The Algerians maintain several special forces units, both military (there are no strong distinctions between the Algerian services) and police, and the generic name for such troops is 'Ninjas' for the black balaclava favored by them in action.  Such units include the Saaykaa (Thunder) counter-terrorism (CT) unit, and what may still be the GIS (Groupe d'Intervention Spécial – which suffered the embarrassment of having one of its members assassinate the Algerian President in 1992), as well as several other specialized units.  They have historically favored a direct and violent response to terrorist actions, and neither seek nor typically accept any outside assistance.

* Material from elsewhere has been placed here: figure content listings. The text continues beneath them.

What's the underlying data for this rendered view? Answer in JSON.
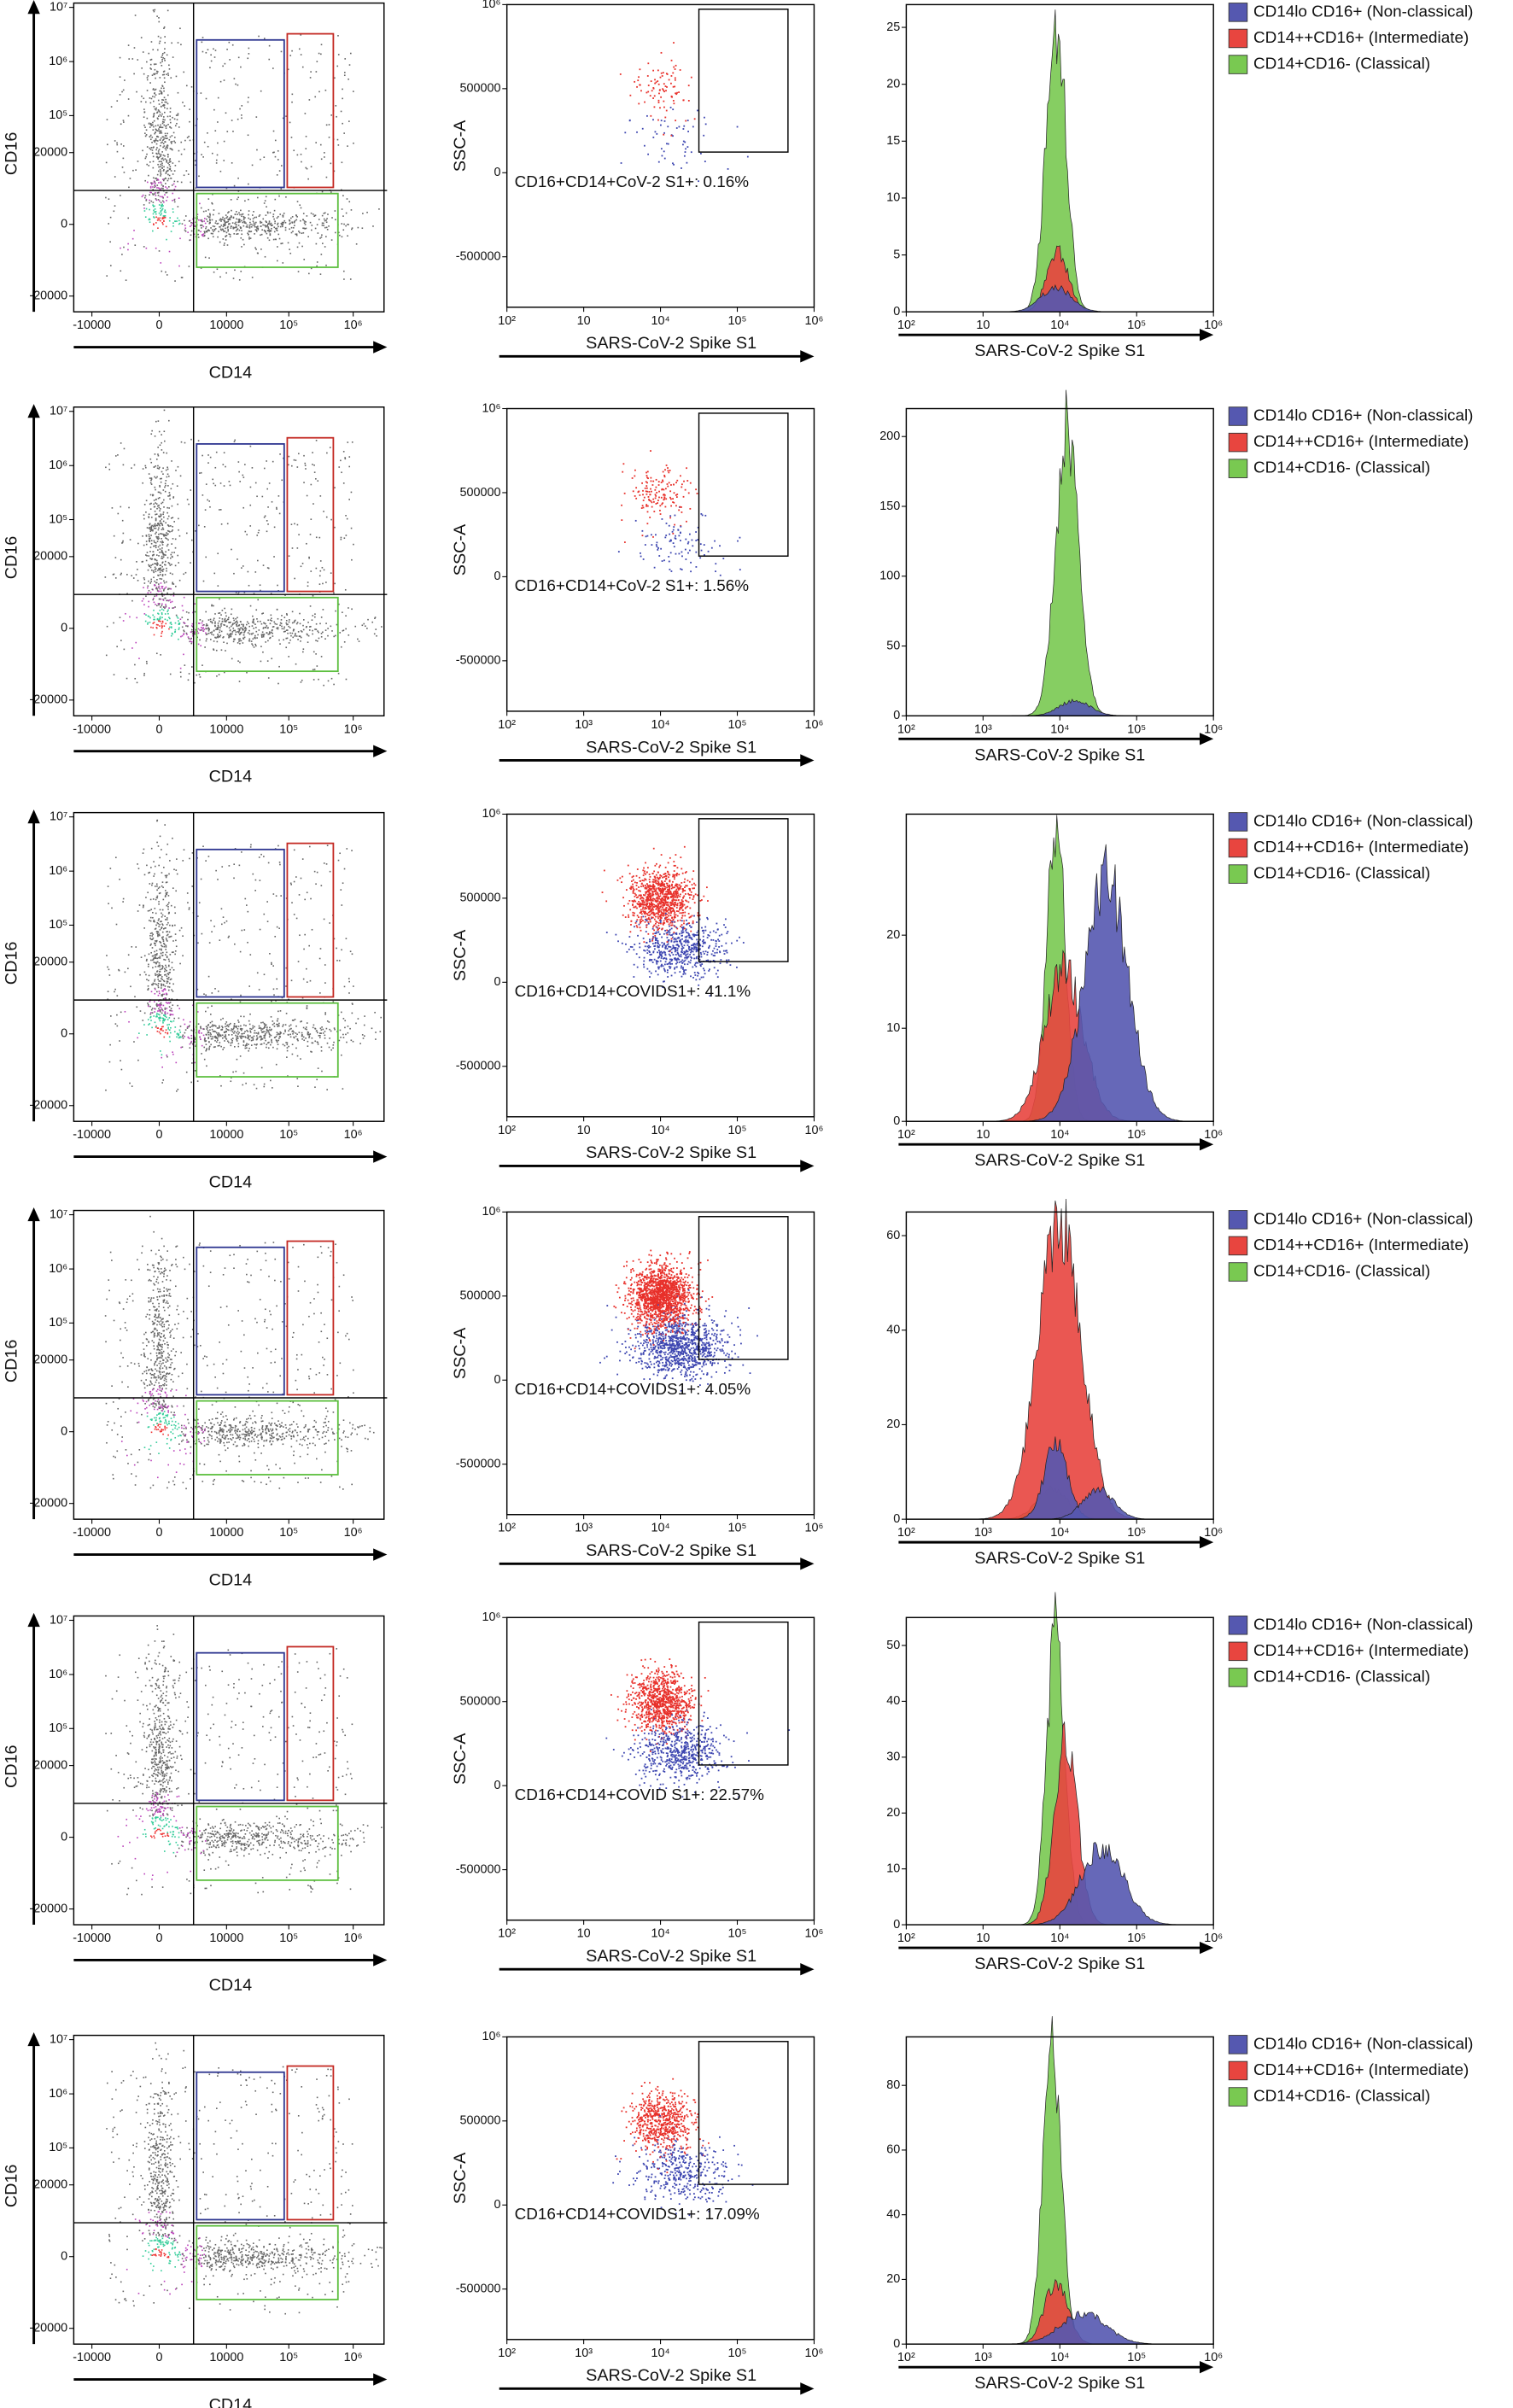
{
  "chart_data": [
    {
      "type": "density",
      "xlabel": "CD14",
      "ylabel": "CD16",
      "xlim": [
        -20000,
        3000000
      ],
      "ylim": [
        -40000,
        12000000
      ],
      "xticks": [
        -10000,
        0,
        10000,
        {
          "value": 100000,
          "label": "10⁵"
        },
        {
          "value": 1000000,
          "label": "10⁶"
        }
      ],
      "yticks": [
        -20000,
        0,
        20000,
        {
          "value": 100000,
          "label": "10⁵"
        },
        {
          "value": 1000000,
          "label": "10⁶"
        },
        {
          "value": 10000000,
          "label": "10⁷"
        }
      ]
    },
    {
      "type": "scatter",
      "xlabel": "SARS-CoV-2 Spike S1",
      "ylabel": "SSC-A",
      "xscale": "log",
      "xlim": [
        100,
        1000000
      ],
      "xticks": [
        {
          "value": 100,
          "label": "10²"
        },
        {
          "value": 1000,
          "label": "10"
        },
        {
          "value": 10000,
          "label": "10⁴"
        },
        {
          "value": 100000,
          "label": "10⁵"
        },
        {
          "value": 1000000,
          "label": "10⁶"
        }
      ],
      "ylim": [
        -800000,
        1000000
      ],
      "yticks": [
        -500000,
        0,
        500000,
        {
          "value": 1000000,
          "label": "10⁶"
        }
      ],
      "annotation": "CD16+CD14+CoV-2 S1+: 0.16%"
    },
    {
      "type": "histogram",
      "xlabel": "SARS-CoV-2 Spike S1",
      "xscale": "log",
      "xlim": [
        100,
        1000000
      ],
      "xticks": [
        {
          "value": 100,
          "label": "10²"
        },
        {
          "value": 1000,
          "label": "10"
        },
        {
          "value": 10000,
          "label": "10⁴"
        },
        {
          "value": 100000,
          "label": "10⁵"
        },
        {
          "value": 1000000,
          "label": "10⁶"
        }
      ],
      "ylim": [
        0,
        27
      ],
      "yticks": [
        0,
        5,
        10,
        15,
        20,
        25
      ],
      "series": [
        {
          "name": "CD14lo CD16+ (Non-classical)",
          "color": "#5558b0"
        },
        {
          "name": "CD14++CD16+ (Intermediate)",
          "color": "#e8453f"
        },
        {
          "name": "CD14+CD16- (Classical)",
          "color": "#79c951"
        }
      ]
    },
    {
      "type": "density",
      "xlabel": "CD14",
      "ylabel": "CD16",
      "xlim": [
        -20000,
        3000000
      ],
      "ylim": [
        -40000,
        12000000
      ],
      "xticks": [
        -10000,
        0,
        10000,
        {
          "value": 100000,
          "label": "10⁵"
        },
        {
          "value": 1000000,
          "label": "10⁶"
        }
      ],
      "yticks": [
        -20000,
        0,
        20000,
        {
          "value": 100000,
          "label": "10⁵"
        },
        {
          "value": 1000000,
          "label": "10⁶"
        },
        {
          "value": 10000000,
          "label": "10⁷"
        }
      ]
    },
    {
      "type": "scatter",
      "xlabel": "SARS-CoV-2 Spike S1",
      "ylabel": "SSC-A",
      "xscale": "log",
      "xlim": [
        100,
        1000000
      ],
      "xticks": [
        {
          "value": 100,
          "label": "10²"
        },
        {
          "value": 1000,
          "label": "10³"
        },
        {
          "value": 10000,
          "label": "10⁴"
        },
        {
          "value": 100000,
          "label": "10⁵"
        },
        {
          "value": 1000000,
          "label": "10⁶"
        }
      ],
      "ylim": [
        -800000,
        1000000
      ],
      "yticks": [
        -500000,
        0,
        500000,
        {
          "value": 1000000,
          "label": "10⁶"
        }
      ],
      "annotation": "CD16+CD14+CoV-2 S1+: 1.56%"
    },
    {
      "type": "histogram",
      "xlabel": "SARS-CoV-2 Spike S1",
      "xscale": "log",
      "xlim": [
        100,
        1000000
      ],
      "xticks": [
        {
          "value": 100,
          "label": "10²"
        },
        {
          "value": 1000,
          "label": "10³"
        },
        {
          "value": 10000,
          "label": "10⁴"
        },
        {
          "value": 100000,
          "label": "10⁵"
        },
        {
          "value": 1000000,
          "label": "10⁶"
        }
      ],
      "ylim": [
        0,
        220
      ],
      "yticks": [
        0,
        50,
        100,
        150,
        200
      ],
      "series": [
        {
          "name": "CD14lo CD16+ (Non-classical)",
          "color": "#5558b0"
        },
        {
          "name": "CD14++CD16+ (Intermediate)",
          "color": "#e8453f"
        },
        {
          "name": "CD14+CD16- (Classical)",
          "color": "#79c951"
        }
      ]
    },
    {
      "type": "density",
      "xlabel": "CD14",
      "ylabel": "CD16",
      "xlim": [
        -20000,
        3000000
      ],
      "ylim": [
        -40000,
        12000000
      ],
      "xticks": [
        -10000,
        0,
        10000,
        {
          "value": 100000,
          "label": "10⁵"
        },
        {
          "value": 1000000,
          "label": "10⁶"
        }
      ],
      "yticks": [
        -20000,
        0,
        20000,
        {
          "value": 100000,
          "label": "10⁵"
        },
        {
          "value": 1000000,
          "label": "10⁶"
        },
        {
          "value": 10000000,
          "label": "10⁷"
        }
      ]
    },
    {
      "type": "scatter",
      "xlabel": "SARS-CoV-2 Spike S1",
      "ylabel": "SSC-A",
      "xscale": "log",
      "xlim": [
        100,
        1000000
      ],
      "xticks": [
        {
          "value": 100,
          "label": "10²"
        },
        {
          "value": 1000,
          "label": "10"
        },
        {
          "value": 10000,
          "label": "10⁴"
        },
        {
          "value": 100000,
          "label": "10⁵"
        },
        {
          "value": 1000000,
          "label": "10⁶"
        }
      ],
      "ylim": [
        -800000,
        1000000
      ],
      "yticks": [
        -500000,
        0,
        500000,
        {
          "value": 1000000,
          "label": "10⁶"
        }
      ],
      "annotation": "CD16+CD14+COVIDS1+: 41.1%"
    },
    {
      "type": "histogram",
      "xlabel": "SARS-CoV-2 Spike S1",
      "xscale": "log",
      "xlim": [
        100,
        1000000
      ],
      "xticks": [
        {
          "value": 100,
          "label": "10²"
        },
        {
          "value": 1000,
          "label": "10"
        },
        {
          "value": 10000,
          "label": "10⁴"
        },
        {
          "value": 100000,
          "label": "10⁵"
        },
        {
          "value": 1000000,
          "label": "10⁶"
        }
      ],
      "ylim": [
        0,
        33
      ],
      "yticks": [
        0,
        10,
        20
      ],
      "series": [
        {
          "name": "CD14lo CD16+ (Non-classical)",
          "color": "#5558b0"
        },
        {
          "name": "CD14++CD16+ (Intermediate)",
          "color": "#e8453f"
        },
        {
          "name": "CD14+CD16- (Classical)",
          "color": "#79c951"
        }
      ]
    },
    {
      "type": "density",
      "xlabel": "CD14",
      "ylabel": "CD16",
      "xlim": [
        -20000,
        3000000
      ],
      "ylim": [
        -40000,
        12000000
      ],
      "xticks": [
        -10000,
        0,
        10000,
        {
          "value": 100000,
          "label": "10⁵"
        },
        {
          "value": 1000000,
          "label": "10⁶"
        }
      ],
      "yticks": [
        -20000,
        0,
        20000,
        {
          "value": 100000,
          "label": "10⁵"
        },
        {
          "value": 1000000,
          "label": "10⁶"
        },
        {
          "value": 10000000,
          "label": "10⁷"
        }
      ]
    },
    {
      "type": "scatter",
      "xlabel": "SARS-CoV-2 Spike S1",
      "ylabel": "SSC-A",
      "xscale": "log",
      "xlim": [
        100,
        1000000
      ],
      "xticks": [
        {
          "value": 100,
          "label": "10²"
        },
        {
          "value": 1000,
          "label": "10³"
        },
        {
          "value": 10000,
          "label": "10⁴"
        },
        {
          "value": 100000,
          "label": "10⁵"
        },
        {
          "value": 1000000,
          "label": "10⁶"
        }
      ],
      "ylim": [
        -800000,
        1000000
      ],
      "yticks": [
        -500000,
        0,
        500000,
        {
          "value": 1000000,
          "label": "10⁶"
        }
      ],
      "annotation": "CD16+CD14+COVIDS1+: 4.05%"
    },
    {
      "type": "histogram",
      "xlabel": "SARS-CoV-2 Spike S1",
      "xscale": "log",
      "xlim": [
        100,
        1000000
      ],
      "xticks": [
        {
          "value": 100,
          "label": "10²"
        },
        {
          "value": 1000,
          "label": "10³"
        },
        {
          "value": 10000,
          "label": "10⁴"
        },
        {
          "value": 100000,
          "label": "10⁵"
        },
        {
          "value": 1000000,
          "label": "10⁶"
        }
      ],
      "ylim": [
        0,
        65
      ],
      "yticks": [
        0,
        20,
        40,
        60
      ],
      "series": [
        {
          "name": "CD14lo CD16+ (Non-classical)",
          "color": "#5558b0"
        },
        {
          "name": "CD14++CD16+ (Intermediate)",
          "color": "#e8453f"
        },
        {
          "name": "CD14+CD16- (Classical)",
          "color": "#79c951"
        }
      ]
    },
    {
      "type": "density",
      "xlabel": "CD14",
      "ylabel": "CD16",
      "xlim": [
        -20000,
        3000000
      ],
      "ylim": [
        -40000,
        12000000
      ],
      "xticks": [
        -10000,
        0,
        10000,
        {
          "value": 100000,
          "label": "10⁵"
        },
        {
          "value": 1000000,
          "label": "10⁶"
        }
      ],
      "yticks": [
        -20000,
        0,
        20000,
        {
          "value": 100000,
          "label": "10⁵"
        },
        {
          "value": 1000000,
          "label": "10⁶"
        },
        {
          "value": 10000000,
          "label": "10⁷"
        }
      ]
    },
    {
      "type": "scatter",
      "xlabel": "SARS-CoV-2 Spike S1",
      "ylabel": "SSC-A",
      "xscale": "log",
      "xlim": [
        100,
        1000000
      ],
      "xticks": [
        {
          "value": 100,
          "label": "10²"
        },
        {
          "value": 1000,
          "label": "10"
        },
        {
          "value": 10000,
          "label": "10⁴"
        },
        {
          "value": 100000,
          "label": "10⁵"
        },
        {
          "value": 1000000,
          "label": "10⁶"
        }
      ],
      "ylim": [
        -800000,
        1000000
      ],
      "yticks": [
        -500000,
        0,
        500000,
        {
          "value": 1000000,
          "label": "10⁶"
        }
      ],
      "annotation": "CD16+CD14+COVID S1+: 22.57%"
    },
    {
      "type": "histogram",
      "xlabel": "SARS-CoV-2 Spike S1",
      "xscale": "log",
      "xlim": [
        100,
        1000000
      ],
      "xticks": [
        {
          "value": 100,
          "label": "10²"
        },
        {
          "value": 1000,
          "label": "10"
        },
        {
          "value": 10000,
          "label": "10⁴"
        },
        {
          "value": 100000,
          "label": "10⁵"
        },
        {
          "value": 1000000,
          "label": "10⁶"
        }
      ],
      "ylim": [
        0,
        55
      ],
      "yticks": [
        0,
        10,
        20,
        30,
        40,
        50
      ],
      "series": [
        {
          "name": "CD14lo CD16+ (Non-classical)",
          "color": "#5558b0"
        },
        {
          "name": "CD14++CD16+ (Intermediate)",
          "color": "#e8453f"
        },
        {
          "name": "CD14+CD16- (Classical)",
          "color": "#79c951"
        }
      ]
    },
    {
      "type": "density",
      "xlabel": "CD14",
      "ylabel": "CD16",
      "xlim": [
        -20000,
        3000000
      ],
      "ylim": [
        -40000,
        12000000
      ],
      "xticks": [
        -10000,
        0,
        10000,
        {
          "value": 100000,
          "label": "10⁵"
        },
        {
          "value": 1000000,
          "label": "10⁶"
        }
      ],
      "yticks": [
        -20000,
        0,
        20000,
        {
          "value": 100000,
          "label": "10⁵"
        },
        {
          "value": 1000000,
          "label": "10⁶"
        },
        {
          "value": 10000000,
          "label": "10⁷"
        }
      ]
    },
    {
      "type": "scatter",
      "xlabel": "SARS-CoV-2 Spike S1",
      "ylabel": "SSC-A",
      "xscale": "log",
      "xlim": [
        100,
        1000000
      ],
      "xticks": [
        {
          "value": 100,
          "label": "10²"
        },
        {
          "value": 1000,
          "label": "10³"
        },
        {
          "value": 10000,
          "label": "10⁴"
        },
        {
          "value": 100000,
          "label": "10⁵"
        },
        {
          "value": 1000000,
          "label": "10⁶"
        }
      ],
      "ylim": [
        -800000,
        1000000
      ],
      "yticks": [
        -500000,
        0,
        500000,
        {
          "value": 1000000,
          "label": "10⁶"
        }
      ],
      "annotation": "CD16+CD14+COVIDS1+: 17.09%"
    },
    {
      "type": "histogram",
      "xlabel": "SARS-CoV-2 Spike S1",
      "xscale": "log",
      "xlim": [
        100,
        1000000
      ],
      "xticks": [
        {
          "value": 100,
          "label": "10²"
        },
        {
          "value": 1000,
          "label": "10³"
        },
        {
          "value": 10000,
          "label": "10⁴"
        },
        {
          "value": 100000,
          "label": "10⁵"
        },
        {
          "value": 1000000,
          "label": "10⁶"
        }
      ],
      "ylim": [
        0,
        95
      ],
      "yticks": [
        0,
        20,
        40,
        60,
        80
      ],
      "series": [
        {
          "name": "CD14lo CD16+ (Non-classical)",
          "color": "#5558b0"
        },
        {
          "name": "CD14++CD16+ (Intermediate)",
          "color": "#e8453f"
        },
        {
          "name": "CD14+CD16- (Classical)",
          "color": "#79c951"
        }
      ]
    }
  ]
}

The Algerians state, with arguably some degree of accuracy, that they have more experience with terrorism (on both sides of the coin, left unsaid) than any other state.  Countries such as the United States have a firm policy of not negotiating with terrorists, and their objective in these situations is to (1) rescue the hostages and (2) destroy or capture the terrorists.  Algeria takes it further: they basically consider hostages to already be collateral damage, and will wade through however many unfortunates who happen to get in the way in order to annihilate the terrorist threat, so as to convey the long-range goal of convincing their enemies that any action on their part is disastrously futile.

(To use a pop-culture illustration, admittedly ficticious, it struck me during my association with them as the same attitude as Keyser Söze.)

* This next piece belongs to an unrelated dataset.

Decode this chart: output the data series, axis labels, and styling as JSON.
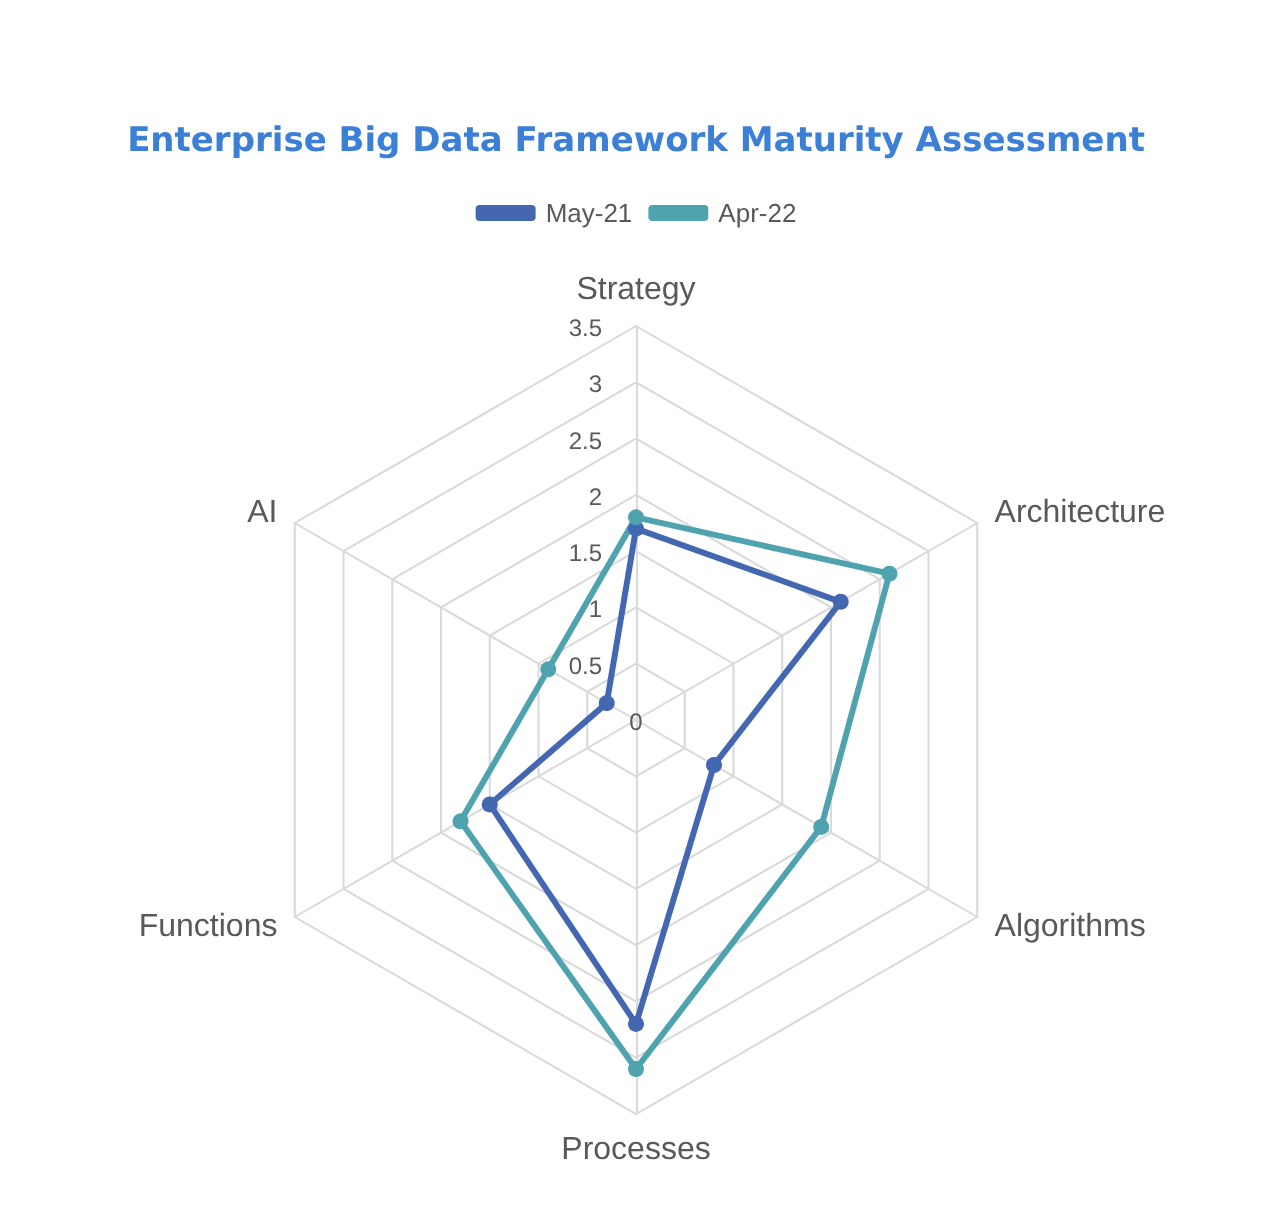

David Cameron, the British Prime Minister, recognizes this unfortunate fact: 
The responsibility for these deaths lies squarely with the terrorists who launched these vicious and cowardly attacks. 
When you are dealing with a terrorist incident on this scale with up to 30 terrorists it is extremely difficult to respond and get this right in every respect. 
We should recognise all that the Algerians have done to work with us and to help and co-ordinate with us, and I would like to thank them for that.
*****
Update: The siege has officially ended, with Algeria reporting that 23 hostages are dead, including one American, Frederick Buttaccio of Houston, out of the 130 foreigners and several hundred Algerian workers.  Algerian special forces are still sweeping through the huge facility, and casualty estimates "may be revised upward".  Earlier, Mark Cobb, also of Texas, successfully escaped.  All 32 terrorists, apparently including the leader of the strike force, Abdul Rahman al-Nigeri, are reported to have been killed.

Three Britons have reported to have been killed, but three more are still listed as missing, as well as a foreign British resident.  Twenty-two British survivors are already back in the UK.

Some twelve bodies lodged in the makeshift morgue at the facility are reported to be Japanese.

*****
Update: In the latest report, the death toll for the hostages is now 38, including three Americans, and the tally for dead terrorists not rests at 29, with the Algerians claiming that three have been captured.  Five workers still remain unaccounted for.

There is no mention whether Belmokhtar is among the dead or captured.  The government confirms, however, that the leader was Amine Benchenab, an Algerian, and is confirmed dead as well.

The makeup of the terrorists is international, with Egyptians, Malians, Nigeri, Mauretanian, Tunisian, and Canadians among them.

Reports still speculate that Belmokhtar and his Masked Brigade are split off from AQIM, but I still consider the plausibility that he and his group are jockeying for power within AQIM, at least to the extent that they are still viable.  I would be surprised if Belmokhtar is among the dead at Ain Amenas, but I await further developments from this revision-a-minute unfolding after-action report.